Advances and Declines Indicators

What are ‘Advances And Declines’
Advances and declines refers to the number of stocks that closed at a higher and lower price than the previous day, respectively. Technical analysts look at advances and declines to analyze stock market behavior, discern volatility, and predict whether a price trend is likely to continue or reverse. Typically, a market will be more bullish if more stocks advance than decline and vice versa.

BREAKING DOWN ‘Advances And Declines’
Advances and declines form the basis of many different technical indicators, including the advance-decline ratio, the advance-decline index, and the absolute breadth index. For example, a low advance-decline ratio can indicate an oversold market, while a high advance-decline ratio can signal an overbought market. Either of these conditions could mean that a market trend has become unsustainable and is about to reverse.

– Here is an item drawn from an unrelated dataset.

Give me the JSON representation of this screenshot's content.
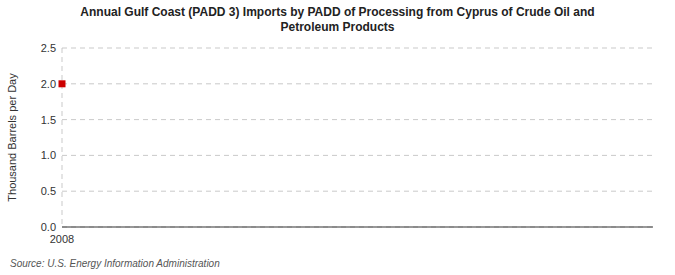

Often times, traders combine the advances and declines indicators with other forms of technical analysis. A great example would be looking at momentum indicators, like the relative strength index (RSI) or moving average convergence-divergence (MACD) for a divergence, and then looking at advances and declines as a confirmation that a trend change is beginning to occur.

Advances and Declines Indicators
There are many different technical indicators that are calculated using advances and declines:

  • Advance-Decline Ratio – The Advance-Decline Ratio, or ADR, compares the number of stocks that closed higher against the number of that closed lower during a particular period (and can be used across many timeframes).
  • Advance-Decline Index – The Advance-Decline Index, or ADI, is a market breadth indicator that represents the total difference between advancing and declining securities within an index.
  • Absolute Breadth Index – The Absolute Breadth Index, or ABI, is a technical indicator that’s based on the differences between advances and declines on an index. Unlike the prior two readings, the ABI ignores the direction that prices are going and instead focuses purely on the differences to measure volatility.

These indicators are generally interpreted in the same way: Rising values tend to indicate a bullish market and falling values tend to indicate a bearish market. For example, the above chart shows a rising Advance-Decline Line reading between December and mid-January, which suggested that advances outpaced declines during the uptrend. The only exception is the ABI that measures only volatility and not direction. Often times, the ABI is interpreted by taking a moving average of the reading and looking for significant trends, which can show rising and falling volatility trends.